Your report should contain at least the following parts. You are permitted to write additional sections as well.
You do not have to turn in the dataset itself (it may be quite large, or it might be available only via the web rather than as a single download). Your program might access the data directly via the web. If your program needs to access the data through the file system, then ideally, when your program is run, it should automatically check whether the required data files are present, and if not download them before doing any additional work. Alternately, your report must include simple, clear, unambiguous instructions that anyone can follow to download the data themselves.
If the data is not currently publicly available (for example, it is data from some activity you are involved in), then you should make it publicly available. One way to do this is to host it on some public website (Dropbox is one possibility); then, your program and your report should reference that location. Do not use a dataset that cannot be shared with the course staff, such as one that contains confidential medical information or intellectual property.
If the full dataset is too large to download, then provide a subset of it for the course staff to experiment with.
Do not manually perform any data cleaning steps — all data cleaning should be done programmatically, by Python code that you write.
Hints about datasets: The best approach is to start with a problem that interests you, and then look for data. Alternately, you can start with a dataset. Here are some possible data sources, but many more exist:
Your source code should be well-written and well-commented. It should be clear enough for another programmer, such as the course staff, to understand and modify if needed. Your source code documentation should assume that the programmer has already read your report — you do not need to repeat any of those details, but may wish to use concepts that it introduced. A typical final project might contain around 200 lines of well-structured code without duplicated functionality, though longer or shorter is possible.

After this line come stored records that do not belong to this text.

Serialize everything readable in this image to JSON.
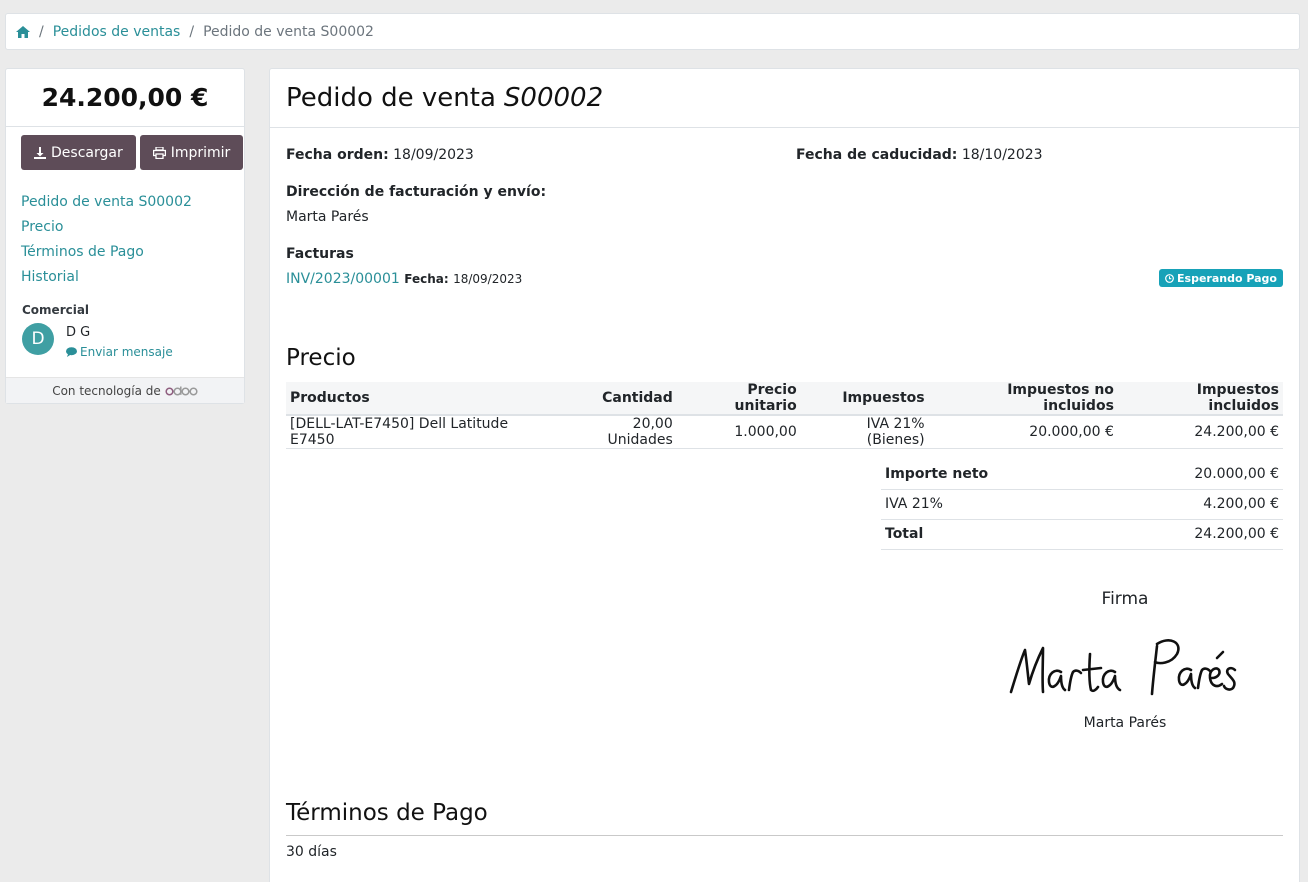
{
  "breadcrumb": {
    "items": [
      "Pedidos de ventas",
      "Pedido de venta S00002"
    ],
    "separator": "/"
  },
  "sidebar": {
    "amount": "24.200,00 €",
    "download_label": "Descargar",
    "print_label": "Imprimir",
    "nav": [
      "Pedido de venta S00002",
      "Precio",
      "Términos de Pago",
      "Historial"
    ],
    "comercial_title": "Comercial",
    "comercial_initial": "D",
    "comercial_name": "D G",
    "send_message": "Enviar mensaje",
    "powered_by": "Con tecnología de",
    "logo_text": "odoo"
  },
  "order": {
    "title_prefix": "Pedido de venta",
    "number": "S00002",
    "fecha_orden_label": "Fecha orden:",
    "fecha_orden": "18/09/2023",
    "fecha_caducidad_label": "Fecha de caducidad:",
    "fecha_caducidad": "18/10/2023",
    "direccion_label": "Dirección de facturación y envío:",
    "direccion": "Marta Parés",
    "facturas_label": "Facturas",
    "invoice": {
      "number": "INV/2023/00001",
      "fecha_label": "Fecha:",
      "fecha": "18/09/2023",
      "status": "Esperando Pago"
    }
  },
  "precio": {
    "heading": "Precio",
    "columns": [
      "Productos",
      "Cantidad",
      "Precio unitario",
      "Impuestos",
      "Impuestos no incluidos",
      "Impuestos incluidos"
    ],
    "rows": [
      {
        "producto": "[DELL-LAT-E7450] Dell Latitude E7450",
        "cantidad": "20,00 Unidades",
        "precio_unitario": "1.000,00",
        "impuestos": "IVA 21% (Bienes)",
        "no_incluidos": "20.000,00 €",
        "incluidos": "24.200,00 €"
      }
    ],
    "totals": [
      {
        "label": "Importe neto",
        "value": "20.000,00 €"
      },
      {
        "label": "IVA 21%",
        "value": "4.200,00 €"
      },
      {
        "label": "Total",
        "value": "24.200,00 €"
      }
    ]
  },
  "firma": {
    "heading": "Firma",
    "signature_text": "Marta Parés",
    "name": "Marta Parés"
  },
  "terminos": {
    "heading": "Términos de Pago",
    "text": "30 días"
  },
  "colors": {
    "link": "#2a8f98",
    "button": "#5e4c58",
    "badge": "#17a2b8",
    "avatar": "#3f9fa3"
  }
}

It is acceptable for you to scale back, or to expand, the scope of your project if necessary. It's better to do a great job on a subset of your original proposal, than to do a bad job on a larger project. If you have to scale back, then explain why the task was more difficult than you estimated when you wrote your proposal. This will help you to make a better estimate for your next project. It will also convince the course staff that you have done an acceptable amount of work for CSE 140.

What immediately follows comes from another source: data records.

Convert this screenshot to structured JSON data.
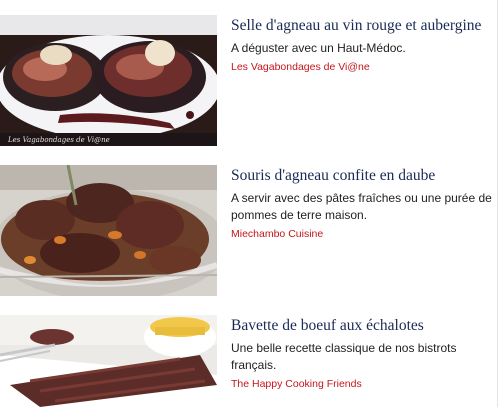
{
  "recipes": [
    {
      "title": "Selle d'agneau au vin rouge et aubergine",
      "description": "A déguster avec un Haut-Médoc.",
      "source": "Les Vagabondages de Vi@ne",
      "image_watermark": "Les Vagabondages de Vi@ne"
    },
    {
      "title": "Souris d'agneau confite en daube",
      "description": "A servir avec des pâtes fraîches ou une purée de pommes de terre maison.",
      "source": "Miechambo Cuisine"
    },
    {
      "title": "Bavette de boeuf aux échalotes",
      "description": "Une belle recette classique de nos bistrots français.",
      "source": "The Happy Cooking Friends"
    }
  ],
  "colors": {
    "title": "#1a2a55",
    "source": "#c4161c",
    "text": "#222222"
  }
}
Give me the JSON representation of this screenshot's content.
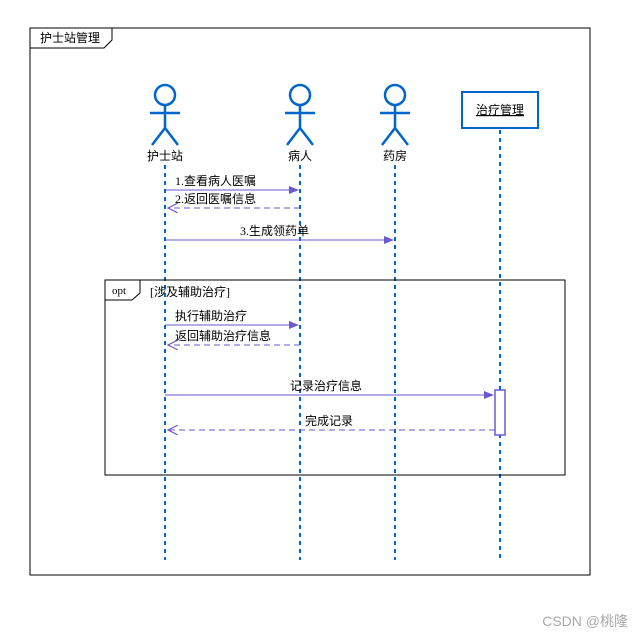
{
  "diagram": {
    "frame_title": "护士站管理",
    "participants": {
      "nurse": "护士站",
      "patient": "病人",
      "pharmacy": "药房",
      "mgmt": "治疗管理"
    },
    "messages": {
      "m1": "1.查看病人医嘱",
      "m2": "2.返回医嘱信息",
      "m3": "3.生成领药单",
      "m4": "执行辅助治疗",
      "m5": "返回辅助治疗信息",
      "m6": "记录治疗信息",
      "m7": "完成记录"
    },
    "opt": {
      "label": "opt",
      "guard": "[涉及辅助治疗]"
    }
  },
  "watermark": "CSDN @桃隆"
}
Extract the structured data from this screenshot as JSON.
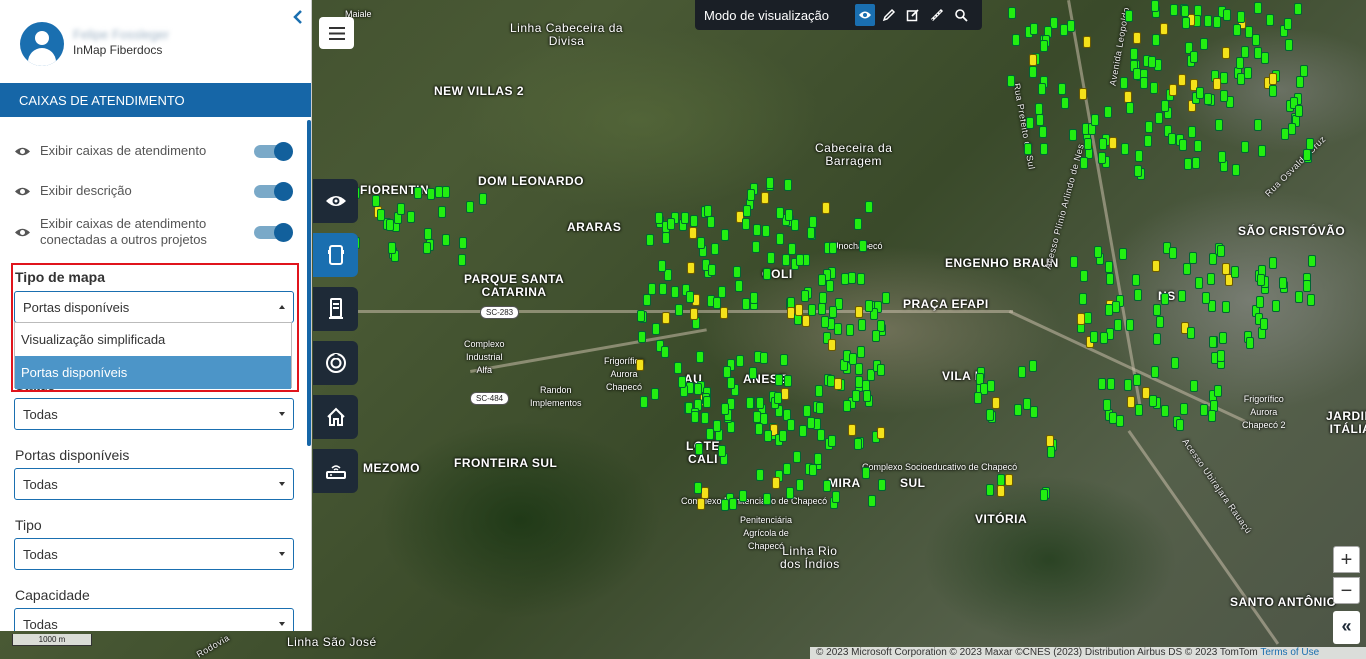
{
  "toolbar": {
    "title": "Modo de visualização",
    "buttons": [
      "eye-icon",
      "pencil-icon",
      "edit-icon",
      "ruler-icon",
      "search-icon"
    ]
  },
  "sidebar": {
    "user_name": "Felipe Fossleger",
    "org": "InMap Fiberdocs",
    "section_title": "CAIXAS DE ATENDIMENTO",
    "toggles": [
      {
        "label": "Exibir caixas de atendimento",
        "on": true
      },
      {
        "label": "Exibir descrição",
        "on": true
      },
      {
        "label": "Exibir caixas de atendimento conectadas a outros projetos",
        "on": true
      }
    ],
    "map_type": {
      "label": "Tipo de mapa",
      "value": "Portas disponíveis",
      "options": [
        "Visualização simplificada",
        "Portas disponíveis"
      ]
    },
    "filters": [
      {
        "label": "Status",
        "value": "Todas"
      },
      {
        "label": "Portas disponíveis",
        "value": "Todas"
      },
      {
        "label": "Tipo",
        "value": "Todas"
      },
      {
        "label": "Capacidade",
        "value": "Todas"
      }
    ]
  },
  "rail": [
    "eye-icon",
    "box-icon",
    "cabinet-icon",
    "splice-icon",
    "home-icon",
    "router-icon"
  ],
  "map": {
    "labels": [
      "Maiale",
      "Linha Cabeceira da Divisa",
      "NEW VILLAS 2",
      "Cabeceira da Barragem",
      "FIORENTIN",
      "DOM LEONARDO",
      "ARARAS",
      "Unochapecó",
      "ENGENHO BRAUN",
      "SÃO CRISTÓVÃO",
      "PARQUE SANTA CATARINA",
      "PRAÇA EFAPI",
      "Complexo Industrial Alfa",
      "Frigorífico Aurora Chapecó",
      "Randon Implementos",
      "VILA R",
      "Frigorífico Aurora Chapecó 2",
      "JARDIM ITÁLIA",
      "MEZOMO",
      "FRONTEIRA SUL",
      "Complexo Socioeducativo de Chapecó",
      "Complexo Penitenciário de Chapecó",
      "Penitenciária Agrícola de Chapecó",
      "Linha Rio dos Índios",
      "VITÓRIA",
      "SANTO ANTÔNIO",
      "Linha São José",
      "Avenida Leopoldo",
      "Rua Prefeito do Sul",
      "Acesso Plínio Arlindo de Nes",
      "Rua Osvaldo Cruz",
      "Acesso Ubirajara Rauaçú",
      "Rodovia",
      "LOTE",
      "CALI",
      "MIRA",
      "SUL",
      "ANESE",
      "COLI",
      "AU",
      "NS"
    ],
    "shields": [
      "SC-283",
      "SC-484"
    ],
    "scale": "1000 m",
    "attribution": "© 2023 Microsoft Corporation © 2023 Maxar ©CNES (2023) Distribution Airbus DS © 2023 TomTom",
    "terms": "Terms of Use",
    "zoom_in": "+",
    "zoom_out": "−",
    "expand": "«"
  }
}
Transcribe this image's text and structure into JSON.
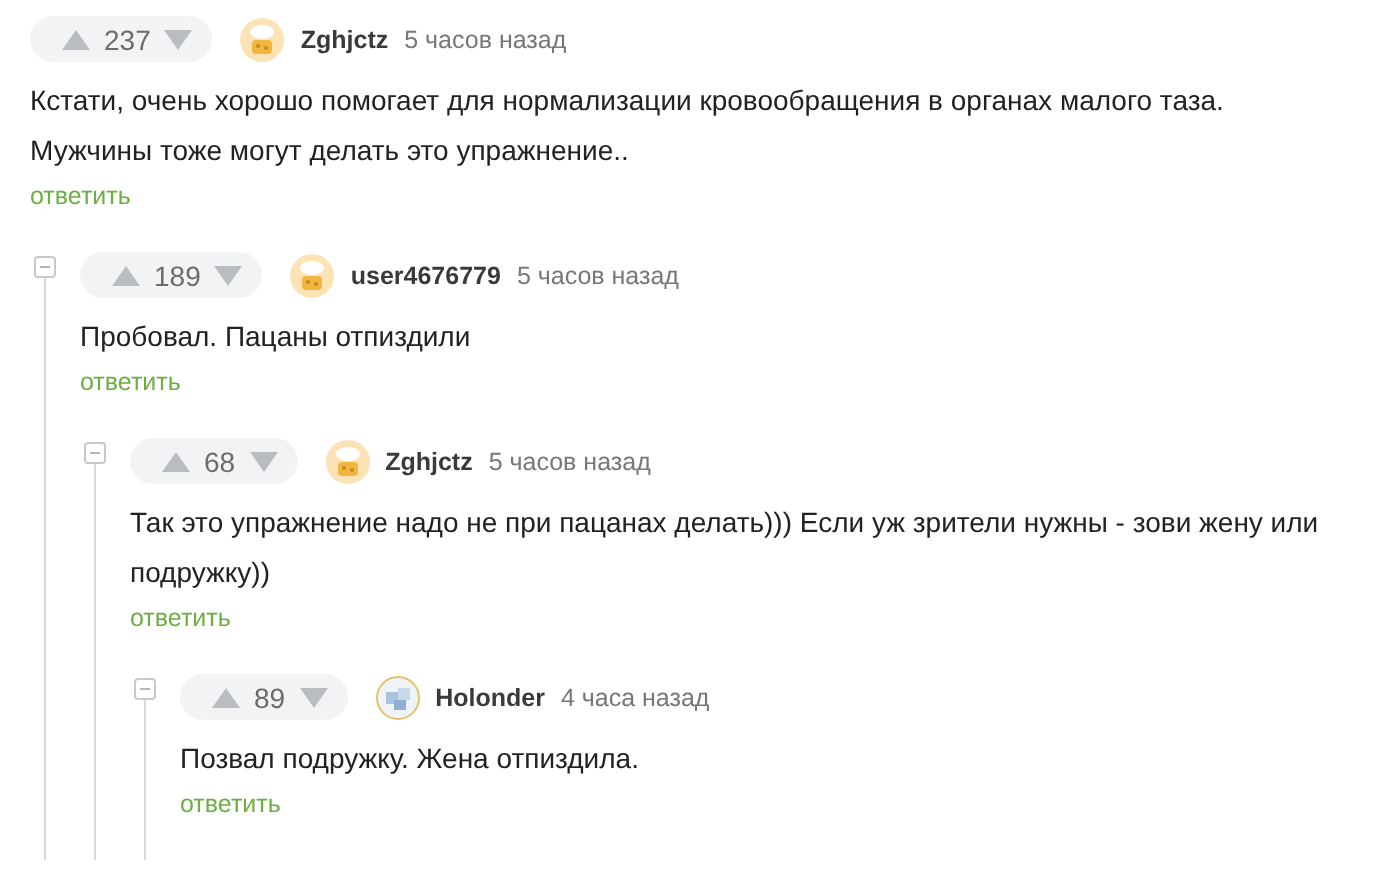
{
  "comments": [
    {
      "votes": "237",
      "author": "Zghjctz",
      "avatar": {
        "kind": "chef"
      },
      "time": "5 часов назад",
      "text": "Кстати, очень хорошо помогает для нормализации кровообращения в органах малого таза. Мужчины тоже могут делать это упражнение..",
      "reply": "ответить",
      "children": [
        {
          "votes": "189",
          "author": "user4676779",
          "avatar": {
            "kind": "chef"
          },
          "time": "5 часов назад",
          "text": "Пробовал. Пацаны отпиздили",
          "reply": "ответить",
          "children": [
            {
              "votes": "68",
              "author": "Zghjctz",
              "avatar": {
                "kind": "chef"
              },
              "time": "5 часов назад",
              "text": "Так это упражнение надо не при пацанах делать))) Если уж зрители нужны - зови жену или подружку))",
              "reply": "ответить",
              "children": [
                {
                  "votes": "89",
                  "author": "Holonder",
                  "avatar": {
                    "kind": "ice"
                  },
                  "time": "4 часа назад",
                  "text": "Позвал подружку. Жена отпиздила.",
                  "reply": "ответить"
                }
              ]
            }
          ]
        }
      ]
    }
  ]
}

One group member should submit the following via Catalyst CollectIt (a.k.a. Dropbox):
Finally, answer a survey about how much time you spent on Part II of this assignment. (Each group member should do this part individually.)

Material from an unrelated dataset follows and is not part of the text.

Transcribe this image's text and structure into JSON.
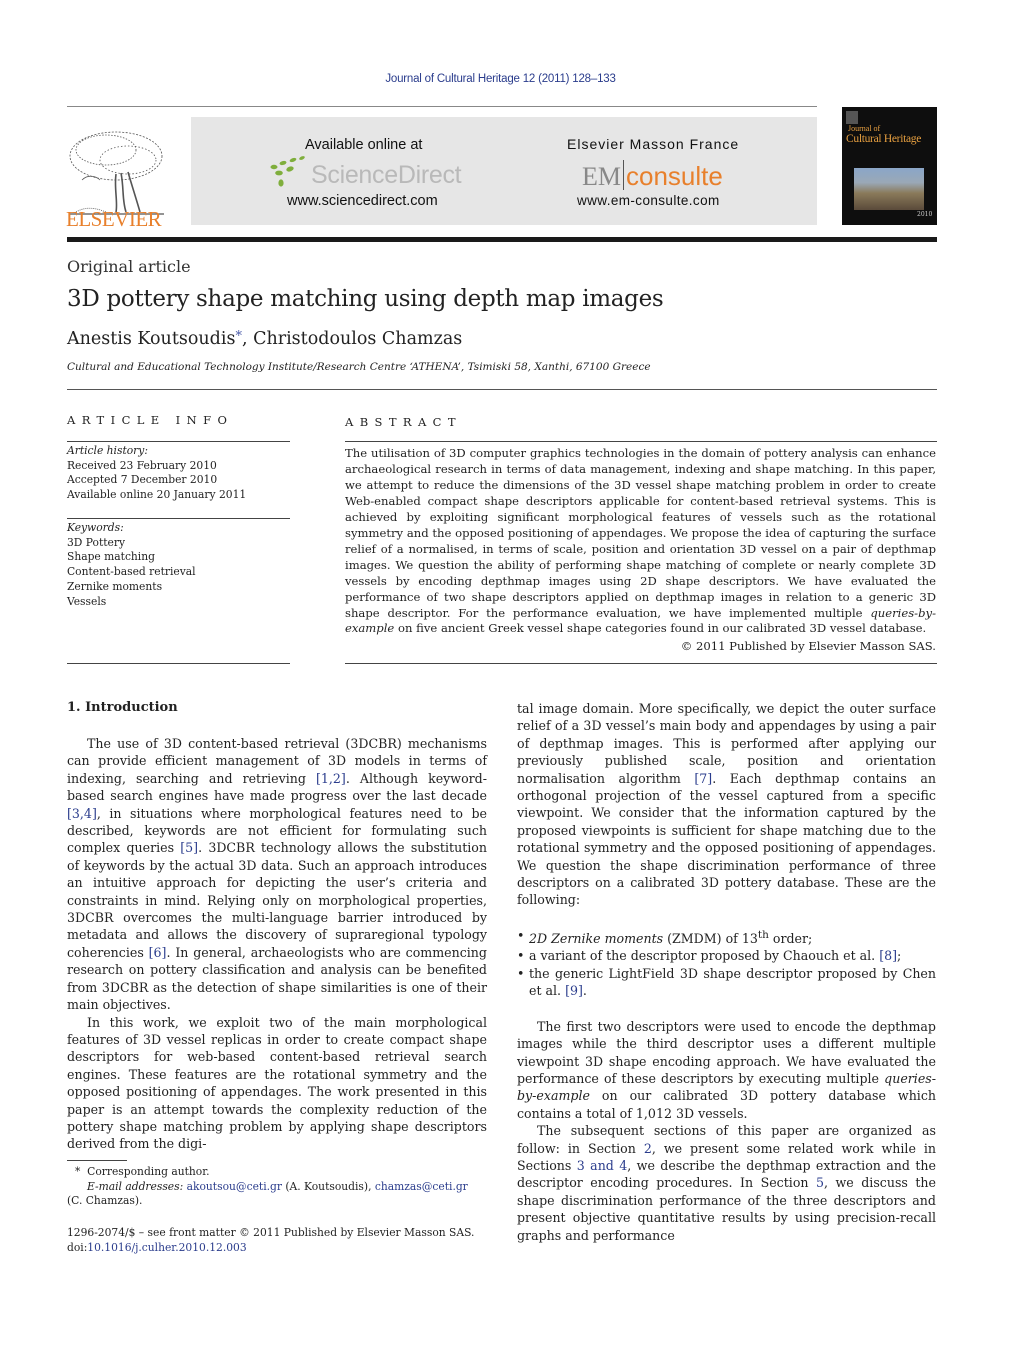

Prepare a slide deck of no more than 5 slides (including title slide), that can be presented in no more than 3 minutes. The slide deck should summarize the main points of your report, including motivation, research questions, and results. You will only have time to present the most important aspects of your project. This may include your algorithm, but it will probably not include implementation details of your Python code. The slide deck must be a single self-contained file, in PDF (preferred), PowerPoint, or Impress format. We will load all the documents on a single computer and all groups will present using it.
You will present your work to the rest of the class on Monday, March 18. It is strongly recommended that you practice your presentation ahead of time.
One group member should submit your slide deck via Catalyst CollectIt (a.k.a. Dropbox):
It is not permitted to submit your slide deck late: you may not use late days, and the deadline is firm.
Finally, answer a survey about how much time you spent on Part III of this assignment. (Each group member should do this part individually.)